|Photo: Pixabay/Public Domain|
A court storming is a unique and exciting aspect of college basketball.
The jubilant moments shared on the court with friends, family and fellow fans after your team’s monumental victory are priceless. But court stormings have come under fire in recent years for being dangerous and unnecessary. We’ve all probably seen a “bad” court storming where a small number of people are pushed around, sandwiched and/or injured.
Kansas State defeated arch-rival – and nationally-ranked – Kansas 70-63 on Monday night at home in Bramlage Coliseum. This was the first time the Wildcats have won consecutive games over the Jayhawks in more than 30 years. All that taken into account, everyone had to have known a court storming was imminent. I mean, the outcome of the game was pretty much a forgone conclusion with 20 seconds left on the clock. Yet, when the court storming occurred, reports surfaced that Kansas coach, Bill Self and a Kansas player were pushed around by the mass of humanity.
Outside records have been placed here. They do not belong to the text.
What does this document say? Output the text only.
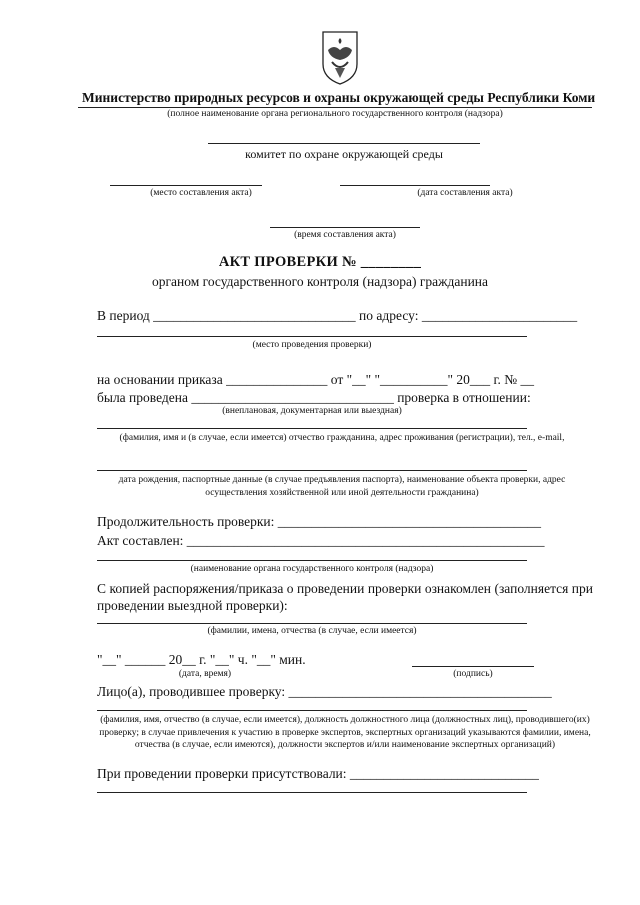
Министерство природных ресурсов и охраны окружающей среды Республики Коми
(полное наименование органа регионального государственного контроля (надзора)
комитет по охране окружающей среды
(место составления акта)	(дата составления акта)
(время составления акта)
АКТ ПРОВЕРКИ № ________
органом государственного контроля (надзора) гражданина
В период ______________________________ по адресу: _______________________
(место проведения проверки)
на основании приказа _______________ от "__" "__________" 20___ г. № __
была проведена ______________________________ проверка в отношении:
(внеплановая, документарная или выездная)
(фамилия, имя и (в случае, если имеется) отчество гражданина, адрес проживания (регистрации), тел., e-mail,
дата рождения, паспортные данные (в случае предъявления паспорта), наименование объекта проверки, адрес осуществления хозяйственной или иной деятельности гражданина)
Продолжительность проверки: _______________________________________
Акт составлен: _____________________________________________________
(наименование органа государственного контроля (надзора)
С копией распоряжения/приказа о проведении проверки ознакомлен (заполняется при проведении выездной проверки):
(фамилии, имена, отчества (в случае, если имеется)
"__" ______ 20__ г. "__" ч. "__" мин.
(дата, время)	(подпись)
Лицо(а), проводившее проверку: _______________________________________
(фамилия, имя, отчество (в случае, если имеется), должность должностного лица (должностных лиц), проводившего(их) проверку; в случае привлечения к участию в проверке экспертов, экспертных организаций указываются фамилии, имена, отчества (в случае, если имеются), должности экспертов и/или наименование экспертных организаций)
При проведении проверки присутствовали: ____________________________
This sparked outrage and calls for the tradition’s banishment for about the millionth time.
Many on social media took the easy way out and immediately blamed the “wild and crazy” fans. College basketball analyst, Seth Davis, said on Twitter that there was no need to storm the court but just cheer in your seat. Some others said that court storming should be allowed, but there should also be a 30 second delay after the game to get the visiting team off the court. As I perused through the commentary on Twitter, I noticed an argument that was noticeably absent: what about having a competent security staff with a solid and proven plan in place to protect players and coaches?
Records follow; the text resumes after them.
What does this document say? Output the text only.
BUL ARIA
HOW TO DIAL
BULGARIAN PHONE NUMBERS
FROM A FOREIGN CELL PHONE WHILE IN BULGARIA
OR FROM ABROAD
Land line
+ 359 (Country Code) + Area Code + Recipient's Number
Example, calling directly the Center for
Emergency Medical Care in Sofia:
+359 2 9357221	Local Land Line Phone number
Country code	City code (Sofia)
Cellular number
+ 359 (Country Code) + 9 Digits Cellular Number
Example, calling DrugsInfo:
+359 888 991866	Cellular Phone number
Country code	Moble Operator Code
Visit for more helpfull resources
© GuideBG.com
I watched the court storming events unfold on Monday night and a security presence was non-existent near the team bench areas as well as along the sideline where the teams usually walked to shake hands after the game. One camera shot showed Self walking off the court with zero security walking with him. I also saw several camera views of the court storming that showed supposed “security” or event staff personnel running onto the court not only at the same time as the fans but in the same direction, on the opposite side from the team benches. News flash: that’s not going to work. For the many teams I’ve seen so court stormings, arena security personnel have a very successful plan to protect players and coaches. What I saw at Bramlage Coliseum on Monday was a complete breakdown of security by, in my opinion, either an unprepared or incompetent security team.
Don’t get me wrong, I’m all for coach and player safety. However, saying that it’s almost entirely the fans’ fault and taking away one of the unique aspects of college basketball is what’s truly dangerous and uncalled for.